If we missed this as a singular case, we would get a direction of

\[y = L^{- 1}P( - F) = \begin{bmatrix} 1 & 0 \\ - 9.42477796076938*10^{- 16} & 1 \end{bmatrix}\begin{bmatrix} 0 & 1 \\ 1 & 0 \end{bmatrix}\begin{bmatrix} - 2 \\ - 3.999999980000000 \end{bmatrix} = \begin{bmatrix} 3.99999998 \\ 1.999999999999996 \end{bmatrix}\]

\[{D = U^{- 1}y = \begin{bmatrix} 1 & 1.061032956197551*10^{15} \\ 0 & - 5.305164780987754*10^{14} \end{bmatrix}\begin{bmatrix} 3.99999998 \\ 1.999999999999996 \end{bmatrix} }{= \begin{bmatrix} 2.122065912395102*10^{15} \\ - 1.061032956197549*10^{15} \end{bmatrix}}\]

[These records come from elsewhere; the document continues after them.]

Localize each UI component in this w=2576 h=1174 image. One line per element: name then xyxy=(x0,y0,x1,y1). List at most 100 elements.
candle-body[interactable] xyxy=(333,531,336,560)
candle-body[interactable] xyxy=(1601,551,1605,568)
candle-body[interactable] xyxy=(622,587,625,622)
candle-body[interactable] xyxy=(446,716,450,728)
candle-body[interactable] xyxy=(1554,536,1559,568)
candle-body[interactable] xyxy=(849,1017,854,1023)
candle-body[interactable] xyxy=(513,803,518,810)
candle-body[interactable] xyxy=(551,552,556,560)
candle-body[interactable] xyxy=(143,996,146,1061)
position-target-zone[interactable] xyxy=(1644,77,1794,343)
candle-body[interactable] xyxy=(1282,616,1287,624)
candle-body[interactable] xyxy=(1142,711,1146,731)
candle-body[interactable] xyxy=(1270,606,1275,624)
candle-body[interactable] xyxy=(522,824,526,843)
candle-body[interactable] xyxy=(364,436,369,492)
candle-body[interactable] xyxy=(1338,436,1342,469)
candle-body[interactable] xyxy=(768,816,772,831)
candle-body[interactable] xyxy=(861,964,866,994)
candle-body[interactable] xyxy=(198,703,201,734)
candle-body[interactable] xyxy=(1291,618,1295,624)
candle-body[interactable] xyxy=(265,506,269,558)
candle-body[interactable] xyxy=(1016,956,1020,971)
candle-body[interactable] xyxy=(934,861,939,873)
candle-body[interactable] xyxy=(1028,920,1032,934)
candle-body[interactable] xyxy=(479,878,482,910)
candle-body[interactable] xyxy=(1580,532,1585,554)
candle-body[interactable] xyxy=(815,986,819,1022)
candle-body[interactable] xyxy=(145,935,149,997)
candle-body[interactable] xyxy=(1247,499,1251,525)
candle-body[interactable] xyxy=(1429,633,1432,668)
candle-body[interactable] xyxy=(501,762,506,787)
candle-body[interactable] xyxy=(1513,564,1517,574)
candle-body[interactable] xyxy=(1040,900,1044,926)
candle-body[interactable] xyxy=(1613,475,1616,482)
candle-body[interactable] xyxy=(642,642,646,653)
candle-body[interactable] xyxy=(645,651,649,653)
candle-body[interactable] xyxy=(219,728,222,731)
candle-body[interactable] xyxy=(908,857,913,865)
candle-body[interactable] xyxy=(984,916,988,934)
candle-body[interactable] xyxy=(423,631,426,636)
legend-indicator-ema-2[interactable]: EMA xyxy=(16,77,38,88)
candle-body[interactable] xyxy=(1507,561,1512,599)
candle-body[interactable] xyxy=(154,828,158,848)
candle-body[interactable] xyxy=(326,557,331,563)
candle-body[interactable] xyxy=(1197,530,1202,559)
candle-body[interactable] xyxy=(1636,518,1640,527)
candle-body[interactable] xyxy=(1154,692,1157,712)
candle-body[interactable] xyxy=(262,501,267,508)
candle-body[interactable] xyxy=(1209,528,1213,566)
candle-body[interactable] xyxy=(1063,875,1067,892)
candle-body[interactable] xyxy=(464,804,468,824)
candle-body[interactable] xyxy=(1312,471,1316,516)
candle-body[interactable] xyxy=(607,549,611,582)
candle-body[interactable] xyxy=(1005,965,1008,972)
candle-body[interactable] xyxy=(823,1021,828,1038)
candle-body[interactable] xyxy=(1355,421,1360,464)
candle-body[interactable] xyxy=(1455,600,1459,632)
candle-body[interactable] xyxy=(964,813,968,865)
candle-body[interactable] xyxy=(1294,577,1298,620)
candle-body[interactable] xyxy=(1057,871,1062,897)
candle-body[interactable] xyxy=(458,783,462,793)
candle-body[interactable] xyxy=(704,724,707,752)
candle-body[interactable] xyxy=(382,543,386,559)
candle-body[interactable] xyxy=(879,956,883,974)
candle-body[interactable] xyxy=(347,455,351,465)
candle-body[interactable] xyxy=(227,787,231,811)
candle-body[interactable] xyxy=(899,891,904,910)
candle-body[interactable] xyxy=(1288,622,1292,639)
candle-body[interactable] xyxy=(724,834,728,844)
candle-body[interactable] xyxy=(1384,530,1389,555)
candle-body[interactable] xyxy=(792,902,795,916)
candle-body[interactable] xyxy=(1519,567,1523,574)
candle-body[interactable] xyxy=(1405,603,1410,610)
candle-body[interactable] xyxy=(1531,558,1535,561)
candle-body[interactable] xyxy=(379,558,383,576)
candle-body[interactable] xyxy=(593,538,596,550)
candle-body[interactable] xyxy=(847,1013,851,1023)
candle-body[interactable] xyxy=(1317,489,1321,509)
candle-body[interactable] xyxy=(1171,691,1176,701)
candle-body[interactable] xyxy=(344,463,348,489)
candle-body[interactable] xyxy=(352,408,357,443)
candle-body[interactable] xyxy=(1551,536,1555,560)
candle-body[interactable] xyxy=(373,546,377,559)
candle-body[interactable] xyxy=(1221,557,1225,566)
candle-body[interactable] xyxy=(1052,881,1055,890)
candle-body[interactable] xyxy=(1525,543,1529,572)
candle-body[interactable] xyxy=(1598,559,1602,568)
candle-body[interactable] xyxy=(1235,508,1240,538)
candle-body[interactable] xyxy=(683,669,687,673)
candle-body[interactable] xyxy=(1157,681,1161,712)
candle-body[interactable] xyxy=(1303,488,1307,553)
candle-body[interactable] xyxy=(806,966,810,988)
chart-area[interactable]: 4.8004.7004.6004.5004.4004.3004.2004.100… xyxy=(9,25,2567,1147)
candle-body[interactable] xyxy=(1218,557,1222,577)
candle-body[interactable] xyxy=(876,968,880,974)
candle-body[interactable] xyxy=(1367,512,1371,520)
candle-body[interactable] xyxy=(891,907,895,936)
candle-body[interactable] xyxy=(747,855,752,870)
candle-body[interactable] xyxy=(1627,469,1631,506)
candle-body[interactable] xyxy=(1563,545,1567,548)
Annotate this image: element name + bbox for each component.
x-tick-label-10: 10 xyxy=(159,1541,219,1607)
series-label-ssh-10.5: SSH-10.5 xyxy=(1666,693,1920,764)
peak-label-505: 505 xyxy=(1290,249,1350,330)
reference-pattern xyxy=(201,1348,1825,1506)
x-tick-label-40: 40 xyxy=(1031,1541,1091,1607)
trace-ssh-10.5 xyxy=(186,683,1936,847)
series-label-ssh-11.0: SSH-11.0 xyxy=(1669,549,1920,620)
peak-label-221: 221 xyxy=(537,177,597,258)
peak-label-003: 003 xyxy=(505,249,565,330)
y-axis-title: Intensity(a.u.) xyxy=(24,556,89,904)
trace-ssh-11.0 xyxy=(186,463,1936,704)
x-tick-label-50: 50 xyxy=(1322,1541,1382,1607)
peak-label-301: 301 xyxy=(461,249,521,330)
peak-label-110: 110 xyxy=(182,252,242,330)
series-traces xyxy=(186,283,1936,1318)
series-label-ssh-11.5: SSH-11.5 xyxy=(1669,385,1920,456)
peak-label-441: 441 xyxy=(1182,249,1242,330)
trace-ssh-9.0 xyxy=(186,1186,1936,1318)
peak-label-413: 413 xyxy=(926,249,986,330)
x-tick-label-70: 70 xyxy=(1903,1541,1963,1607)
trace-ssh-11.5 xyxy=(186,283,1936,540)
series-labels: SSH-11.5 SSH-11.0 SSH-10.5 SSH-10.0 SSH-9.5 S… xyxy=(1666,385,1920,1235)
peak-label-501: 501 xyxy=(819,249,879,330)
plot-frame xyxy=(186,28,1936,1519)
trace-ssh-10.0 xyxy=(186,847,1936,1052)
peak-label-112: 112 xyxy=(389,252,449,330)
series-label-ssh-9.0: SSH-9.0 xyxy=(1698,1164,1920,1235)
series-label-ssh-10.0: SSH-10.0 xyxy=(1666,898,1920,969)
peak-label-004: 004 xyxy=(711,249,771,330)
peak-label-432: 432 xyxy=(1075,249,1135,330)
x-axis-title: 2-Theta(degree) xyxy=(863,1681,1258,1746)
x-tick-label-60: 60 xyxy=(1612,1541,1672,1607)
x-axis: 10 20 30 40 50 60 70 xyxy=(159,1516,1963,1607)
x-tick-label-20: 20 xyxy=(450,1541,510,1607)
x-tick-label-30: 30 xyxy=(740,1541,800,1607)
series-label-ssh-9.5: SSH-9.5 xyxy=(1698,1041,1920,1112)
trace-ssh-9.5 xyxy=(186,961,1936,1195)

This direction is enormous in magnitude. It seems like it could cause problems. However, the line search keeps this from getting worse. For the above \(D\), \(\alpha = 7.82707232360737*10^{- 16}\). The line search saves the day. This is what makes the Newton iteration with line search so robust. Even with a huge Newton direction, we can take an appropriate step because of the line search.

\[{x_{k + 1} = x_{k} + \alpha D = \begin{bmatrix} 2*10^{- 8} \\ 1 \end{bmatrix} + 7.82707232360737*10^{- 16}\begin{bmatrix} 2.122065912395102*10^{15} \\ - 1.061032956197549*10^{15} \end{bmatrix} }{= \begin{bmatrix} 1.660956357177832 \\ 0.169521831411085 \end{bmatrix}}\]

\[F\left( x_{k + 1} \right) = \begin{bmatrix} - 1.230531207840158 \\ - 3.310305991497200 \end{bmatrix}\]

\[\left| \left| F\left( x_{k + 1} \right) \right| \right|_{1} = 4.54083719933736\]

While

\[\left| \left| F\left( x_{k} \right) \right| \right|_{1} = 5.999999980000000\]

In case 3, we CAN take a step that makes sense. The line search is the star of the show. It prevents us from taking too big of a step.

What’s Next?

I need to

Write a MATLAB function for Newton iteration with line search and LU factorization to recognize singularity.
Implement a line search using a quadratic interpolation to find the step size, \(\alpha\). This will be key. Madsen-Reid’s line search would also work.
I need to add inequality constraints. This will most likely add some Lagrange multipliers or something similar. This will be needed especially for functions like log where crossing a vertical asymptote is a terrible idea. This will be needed when we want one particular solution and don’t want to cross into the basin of attraction to another solution.
Write this in Simulink so that it can be compiled to code and even work on fixed-point types.
- This will require using some custom LU code. See the examples of the Fixed-point types for MATLAB functions.

Conclusion

Newton iteration with a line search with \(LU\) factorization to find the singular case looks to be a very robust nonlinear equation solver.